O primeiro alpinista a se tornar célebre por executar a façanha a que Purja se determinou foi o sul-tirolês Reinhold Messner, em 1978. Messner levou dezesseis anos para subir ao lugar mais alto de cada um dos catorze picos, sem oxigênio suplementar, e por quatro décadas foi considerado o montanhista mais destemido da história. Até que em 2019 surgiu Purja, com um plano muito mais ousado: realizar o mesmo percurso em sete meses, tempo 27 menor. Como mostra o diretor Torquil Jones no documentário “14 Montanhas: Nada é Impossível” (2021), Purja sabia que poderia bater o recorde de Messner. Seu “Projeto: Possível” visava a redobrar os treinamentos sobre-humanamente — e essa era mesmo uma questão, já que seu sobrepeso ameaçaca botar tudo a perder —, o que lhe permitiria encurtar a preparação para escalar cada pico de dois meses para um dia; acautelar-se sobre as intempéries tanto como fosse possível e manifestar boa vontade para vencer a burocracia diplomática. Num quesito o pioneiro Messner continua imbatível: o nepalês teve de recorrer a balões de oxigênio extra, ainda que em circunstâncias pontuais, em trechos cuja concentração de ar respirável cai a menos de um terço do normal. Decerto, esse foi um dos detalhes que preponderaram a fim de que levasse a cabo a empreitada; uma das elevações lhe tomaria pelo menos quatro dias, e ele a escalou em poucas horas. Claro que a conta acabou chegando e um grande mal-estar, com direito a fortes náuseas, vômito e febre baixa, jogou-lhe na cara que homem nenhum é tão poderoso assim.

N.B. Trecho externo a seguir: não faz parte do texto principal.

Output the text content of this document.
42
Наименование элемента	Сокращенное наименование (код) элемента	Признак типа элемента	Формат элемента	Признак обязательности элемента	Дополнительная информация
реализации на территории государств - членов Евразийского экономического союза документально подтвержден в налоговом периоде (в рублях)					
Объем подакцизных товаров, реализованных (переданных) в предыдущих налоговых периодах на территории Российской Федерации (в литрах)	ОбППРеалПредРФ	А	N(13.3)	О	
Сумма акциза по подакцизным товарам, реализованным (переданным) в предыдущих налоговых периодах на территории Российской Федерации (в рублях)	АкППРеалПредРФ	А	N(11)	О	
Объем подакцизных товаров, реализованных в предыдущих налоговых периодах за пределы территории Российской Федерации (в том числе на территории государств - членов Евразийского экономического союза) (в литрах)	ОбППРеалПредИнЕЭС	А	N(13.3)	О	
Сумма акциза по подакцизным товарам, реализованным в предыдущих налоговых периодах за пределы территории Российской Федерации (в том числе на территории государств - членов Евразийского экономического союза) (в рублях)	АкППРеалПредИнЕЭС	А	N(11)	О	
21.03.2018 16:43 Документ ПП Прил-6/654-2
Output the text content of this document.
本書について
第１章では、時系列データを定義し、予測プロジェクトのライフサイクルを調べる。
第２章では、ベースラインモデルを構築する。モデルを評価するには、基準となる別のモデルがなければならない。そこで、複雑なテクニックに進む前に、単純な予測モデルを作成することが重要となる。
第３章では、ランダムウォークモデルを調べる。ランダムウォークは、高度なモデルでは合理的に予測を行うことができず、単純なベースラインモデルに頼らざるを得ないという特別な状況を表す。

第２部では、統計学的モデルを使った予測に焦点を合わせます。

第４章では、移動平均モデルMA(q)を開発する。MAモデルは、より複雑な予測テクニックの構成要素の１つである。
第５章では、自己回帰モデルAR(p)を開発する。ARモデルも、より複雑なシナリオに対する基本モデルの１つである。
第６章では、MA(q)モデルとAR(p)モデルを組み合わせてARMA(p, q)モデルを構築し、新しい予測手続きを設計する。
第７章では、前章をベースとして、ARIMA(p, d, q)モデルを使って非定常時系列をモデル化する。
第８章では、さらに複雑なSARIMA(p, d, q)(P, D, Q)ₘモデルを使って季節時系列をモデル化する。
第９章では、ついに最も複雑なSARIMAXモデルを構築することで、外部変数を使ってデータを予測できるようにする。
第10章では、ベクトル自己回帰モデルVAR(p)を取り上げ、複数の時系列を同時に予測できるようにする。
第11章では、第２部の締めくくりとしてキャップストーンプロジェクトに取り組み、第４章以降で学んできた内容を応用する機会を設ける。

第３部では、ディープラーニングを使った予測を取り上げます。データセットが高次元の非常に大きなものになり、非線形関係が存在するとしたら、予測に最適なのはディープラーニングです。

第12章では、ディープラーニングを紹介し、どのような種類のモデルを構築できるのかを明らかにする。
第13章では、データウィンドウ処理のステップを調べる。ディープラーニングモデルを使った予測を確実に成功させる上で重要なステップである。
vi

Um homem certamente não, mas cinco podem fazer frente à cadeia de montanhas mais inamistosas da Terra, tanto que fizeram. Purja divide seus quinze minutos de fama com os sherpas Mingma Gyabu, Galjen, Lakpa Dendi e Gesman Tamang, quando apresenta a equipe ao público de “14 Montanhas: Nada é Impossível”, momento em que o filme explora essa vaidade de novos personagens, talvez o único patrimônio com que podem contar. A determinação do grupo em subir no teto do mundo não perde espaço para a sensibilidade ao que acontece à sua volta e percebe-se em Jones a intenção de fomentar a natureza heroica do quinteto, que encontra ânimo para ajudar no resgate de mochileiros perdidos, malgrado a decisão pudesse implicar em perda de prazos e o consequente fim do sonho de Purja.
Misturando elementos de realismo fantástico — nesse particular, o emprego de animações resolve alguns dos problemas do filme — e da narrativa propriamente épica, o diretor faz bom uso do material captado para o documentário, valendo-se ainda de efeitos especiais e edição caprichada quanto a exaltar a figura de seu biografado, num desfecho desabridamente laudatório, quase hagiológico. A menção a um distúrbio cerebral em decorrência da exposição a altitudes extremas e os depoimentos de Reinhold Messner sobre o caráter autopunitivo de aventuras como essa, fazem de “14 Montanhas: Nada é Impossível” um relato que desmistifica a peregrinação a lugares remotos sob o pretexto da tal reconexão com a natureza. O filme fica muito mais interessante se tomado à luz da antropologia, quando Torquil Jones destaca a confluência de esforços para que se concretize uma aspiração um tanto íntima. Acertadamente, “14 Montanhas: Nada é Impossível” dá a Nirmal Purja espaço reduzido para seu discurso de autocelebração, na sequência terminal, em que o montanhista ensaia mumunhas anticapitalistas. Agora que dispõe de mais tempo, Purja poderia estudar um pouco.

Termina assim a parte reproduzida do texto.